Book: Tristes Tropiques
I found these lines from the French anthropologist and ethnologist Claude Lévi-Strauss beautiful and intriguing.
“From the day when he first learned how to breathe and how to keep himself alive, through the discovery of fire and right up to the invention of the atomic and thermonuclear devices of the present day, Man has never -- save only when he reproduces himself -- done other than cheerfully dismantle million upon million of structures and reduce their elements to a state in which they can no longer be reintegrated.
No doubt he has built cities and brought the soil to fruition; but if we examine these activities closely we shall find that they also are inertia producing machines, whose scale and speed of action are infinitely greater than the amount of organization implied in them. As for the creations of the human mind, they are meaningful only in relation to that mind and will fall into nothingness as soon as it ceases to exist.

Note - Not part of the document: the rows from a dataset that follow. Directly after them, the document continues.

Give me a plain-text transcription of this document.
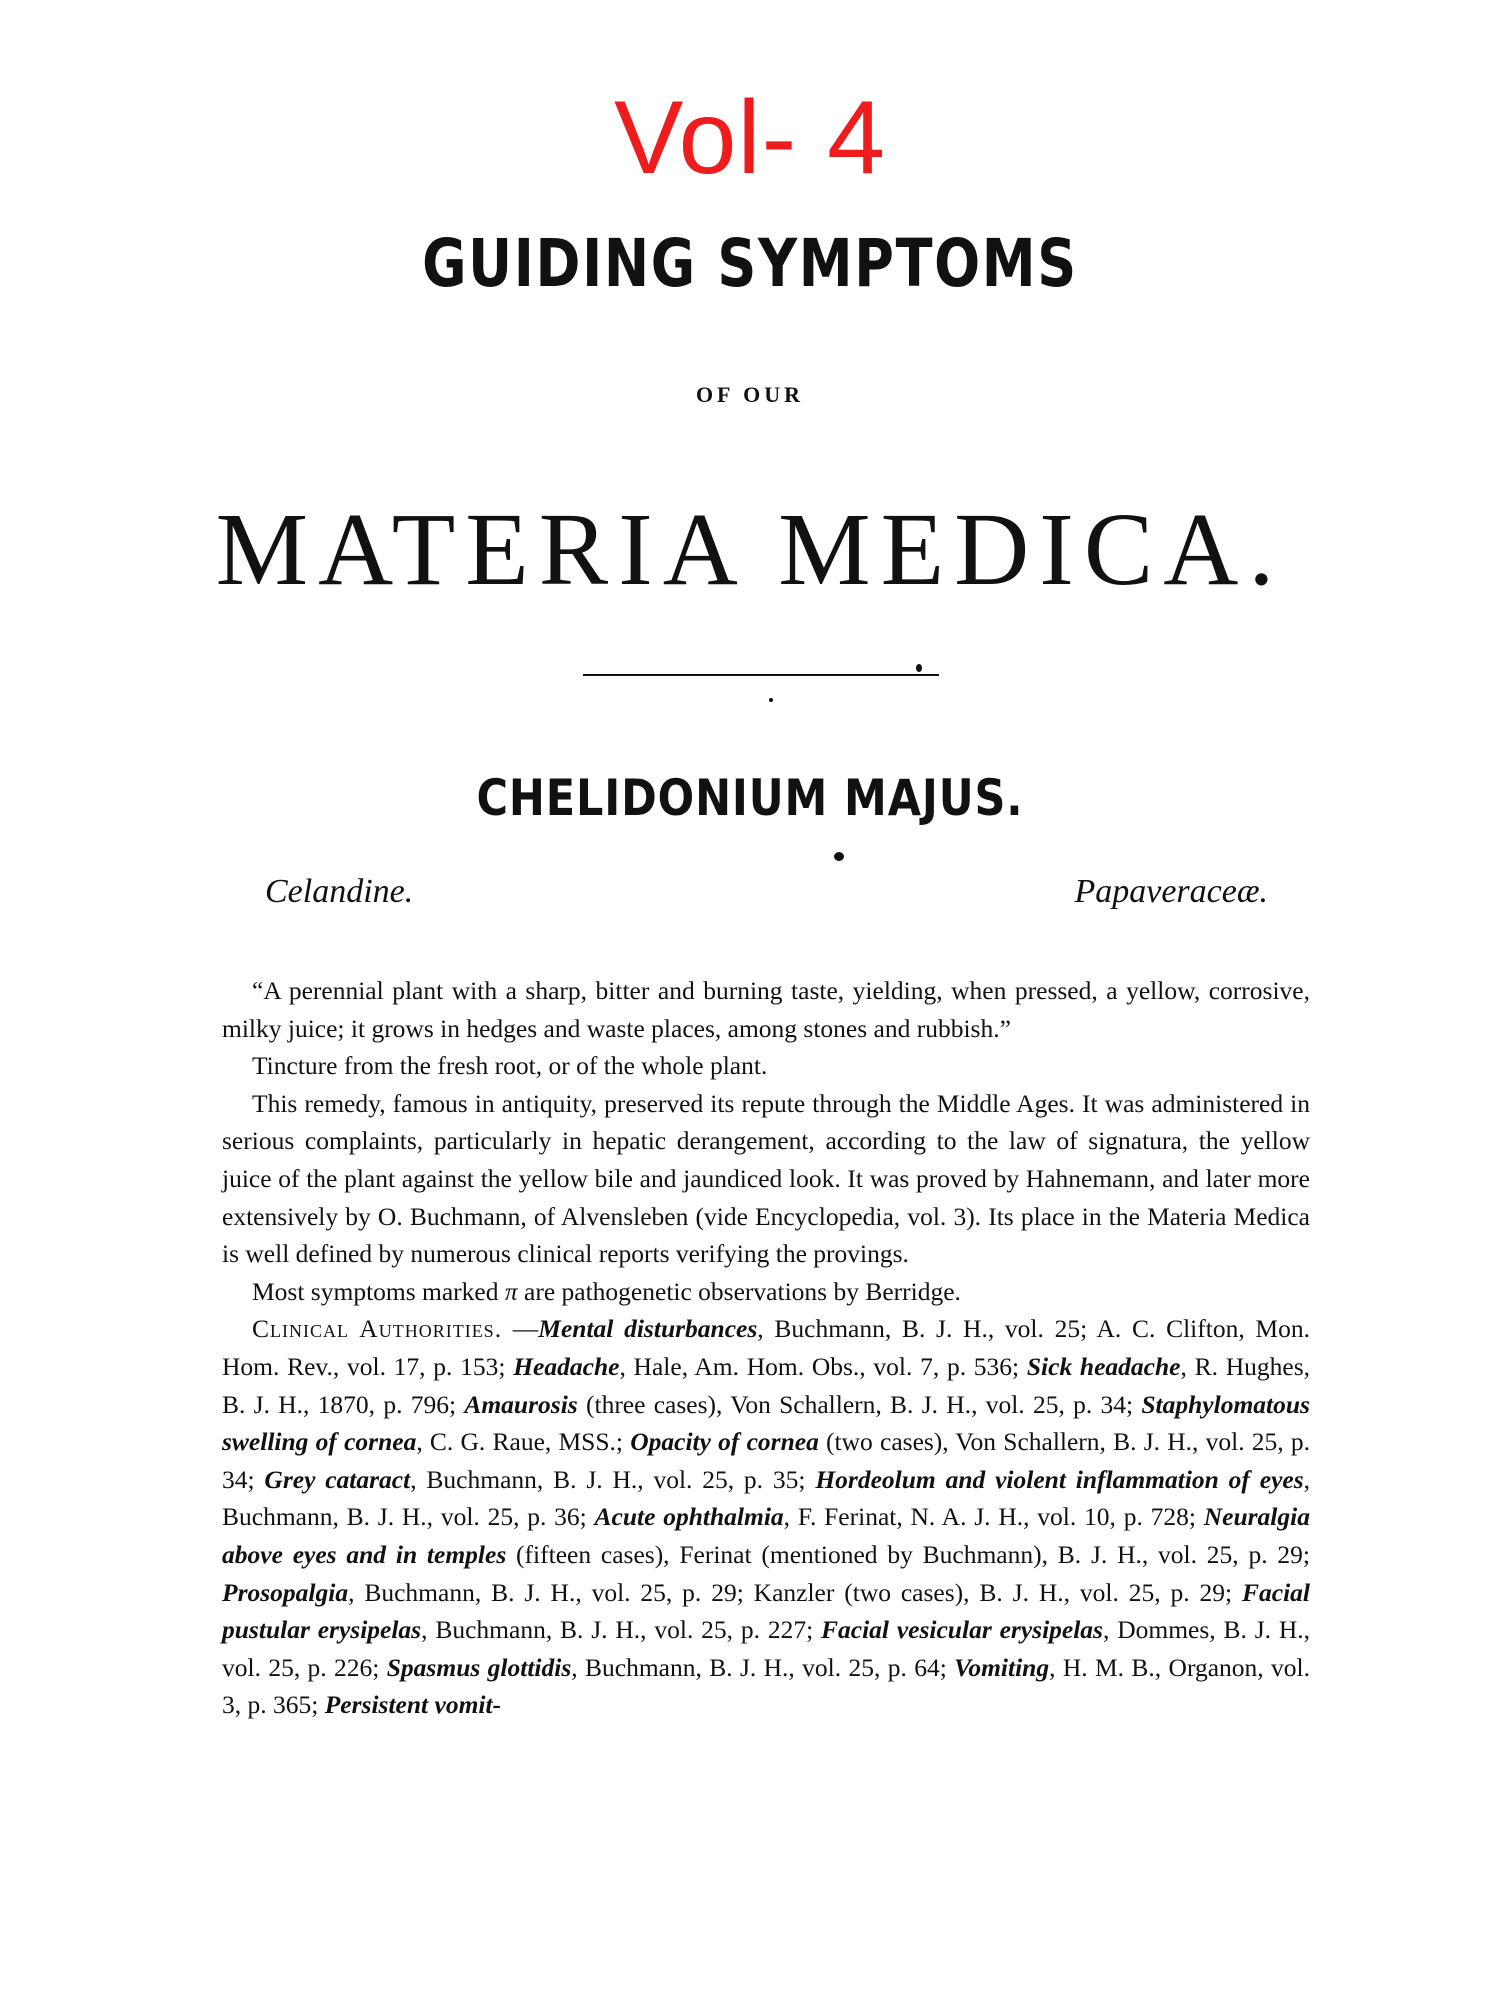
Vol- 4
GUIDING SYMPTOMS
OF OUR
MATERIA MEDICA.
CHELIDONIUM MAJUS.
Celandine.	Papaveraceæ.

“A perennial plant with a sharp, bitter and burning taste, yielding, when pressed, a yellow, corrosive, milky juice; it grows in hedges and waste places, among stones and rubbish.”

Tincture from the fresh root, or of the whole plant.

This remedy, famous in antiquity, preserved its repute through the Middle Ages. It was administered in serious complaints, particularly in hepatic derangement, according to the law of signatura, the yellow juice of the plant against the yellow bile and jaundiced look. It was proved by Hahnemann, and later more extensively by O. Buchmann, of Alvensleben (vide Encyclopedia, vol. 3). Its place in the Materia Medica is well defined by numerous clinical reports verifying the provings.

Most symptoms marked π are pathogenetic observations by Berridge.

Clinical Authorities. —Mental disturbances, Buchmann, B. J. H., vol. 25; A. C. Clifton, Mon. Hom. Rev., vol. 17, p. 153; Headache, Hale, Am. Hom. Obs., vol. 7, p. 536; Sick headache, R. Hughes, B. J. H., 1870, p. 796; Amaurosis (three cases), Von Schallern, B. J. H., vol. 25, p. 34; Staphylomatous swelling of cornea, C. G. Raue, MSS.; Opacity of cornea (two cases), Von Schallern, B. J. H., vol. 25, p. 34; Grey cataract, Buchmann, B. J. H., vol. 25, p. 35; Hordeolum and violent inflammation of eyes, Buchmann, B. J. H., vol. 25, p. 36; Acute ophthalmia, F. Ferinat, N. A. J. H., vol. 10, p. 728; Neuralgia above eyes and in temples (fifteen cases), Ferinat (mentioned by Buchmann), B. J. H., vol. 25, p. 29; Prosopalgia, Buchmann, B. J. H., vol. 25, p. 29; Kanzler (two cases), B. J. H., vol. 25, p. 29; Facial pustular erysipelas, Buchmann, B. J. H., vol. 25, p. 227; Facial vesicular erysipelas, Dommes, B. J. H., vol. 25, p. 226; Spasmus glottidis, Buchmann, B. J. H., vol. 25, p. 64; Vomiting, H. M. B., Organon, vol. 3, p. 365; Persistent vomit-
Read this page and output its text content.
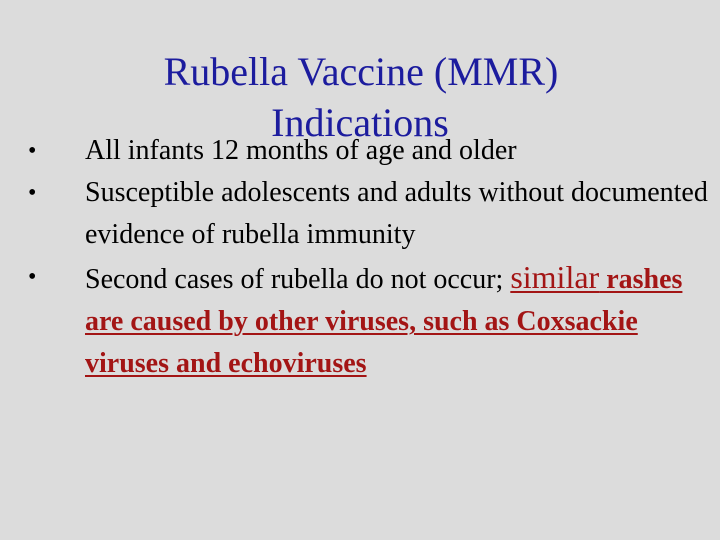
Rubella Vaccine (MMR)
Indications
• All infants 12 months of age and older
• Susceptible adolescents and adults without documented evidence of rubella immunity
• Second cases of rubella do not occur; similar rashes are caused by other viruses, such as Coxsackie viruses and echoviruses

Taken as a whole, therefore, civilization can be described as a prodigiously complicated mechanism: tempting as it would be to regard it as our universe's best hope of survival, its true function is to produce what physicists call entropy: inertia, that is to say.
Every scrap of conversation, every line set up in type, establishes a communication between two interlocutors, levelling what had previously existed on two different planes and had had, for that reason, a greater degree of organization.
'Entropology', not anthropology, should be the word for the discipline that devotes itself to the study of this process of disintegration in its most highly evolved forms.”